Tuesday, January 18

Europe concentrates the launch of new ETFs

The international managers they have moved the battlefield for passive management to Europe for various reasons. On the one hand, the assets in this type of vehicle reached € 1.3 trillion at the end of September, according to data from Morningstar, which shows the great appetite that the European investor has for these products.

But, in addition, the market share can expand since the markets of ETFs represent 10 percent of the global investment fund market, while in the United States it is 50 percent. Furthermore, the fact that across the Atlantic the trend towards passive management continues apace bodes well for the future potential of the European market.

The third argument in favor of indexed management comes from the hand of profitability. The average return of the 19 categories of active management has been 1.7 percent per year, compared to 4.2 percent of the indexed management funds marketed in Spain, according to a study on returns of active management funds and passive.

“With an average volume of 208,000 million euros, if these had been invested in indexed management during these 15 years they would have generated some 178,000 million euros of benefits, compared to the 58,300 million euros that have been generated on average with active management , a difference of more than 120,000 million euros that investors have stopped earning “highlights Carlota Corral, manager of Indexa Capital and co-author of the study.

Inflows in European ETFs are concentrated in equities

But where is the money going inside ETFs? According to Amundi, the Equity ETFs registered in Europe raised 92.3 billion euros in the first nine months of the year.

The 6-month trends continued, and global indices remained the most popular, with entries of 44,400 million euros, while the North American indices were the second most popular, with 25,700 million euros.
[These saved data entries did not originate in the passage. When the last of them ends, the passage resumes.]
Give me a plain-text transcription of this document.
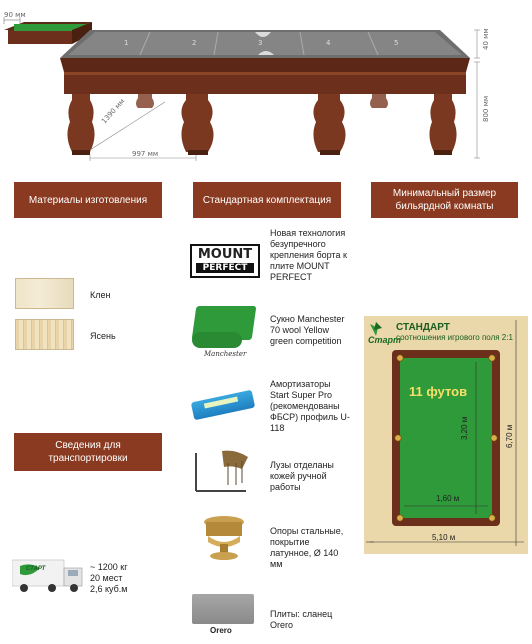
90 мм
1	2	3	4	5	40 мм
800 мм
1390 мм
997 мм
Материалы изготовления	Стандартная комплектация
Минимальный размер бильярдной комнаты
Сведения для транспортировки
Клен
Ясень
MOUNT
PERFECT
Новая технология безупречного крепления борта к плите MOUNT PERFECT
Manchester
Сукно Manchester 70 wool Yellow green competition
Амортизаторы Start Super Pro (рекомендованы ФБСР) профиль U-118
Лузы отделаны кожей ручной работы
Опоры стальные, покрытие латунное, Ø 140 мм
Orero
Плиты: сланец Orero
СТАРТ	~ 1200 кг
20 мест
2,6 куб.м
Старт
СТАНДАРТ
соотношения игрового поля 2:1
11 футов
3,20 м
1,60 м
6,70 м
5,10 м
The shift from traditional equity indices to those that are lean towards environmental, social and governance characteristics (ESG) continued, and these products totaled 44.1 billion euros in the first nine months of the year.

WisdomTree bets on a commodity ETF

Fruit of this interest, the managers have turned to launching exchange-traded funds with a European passport.

WisdomTree is betting on a commodity ETF to take advantage of investor interest in assets that protect against inflation. It is the WisdomTree Broad Commodities UCITS ETF, which is listed on the London Stock Exchange and also on the Xetra.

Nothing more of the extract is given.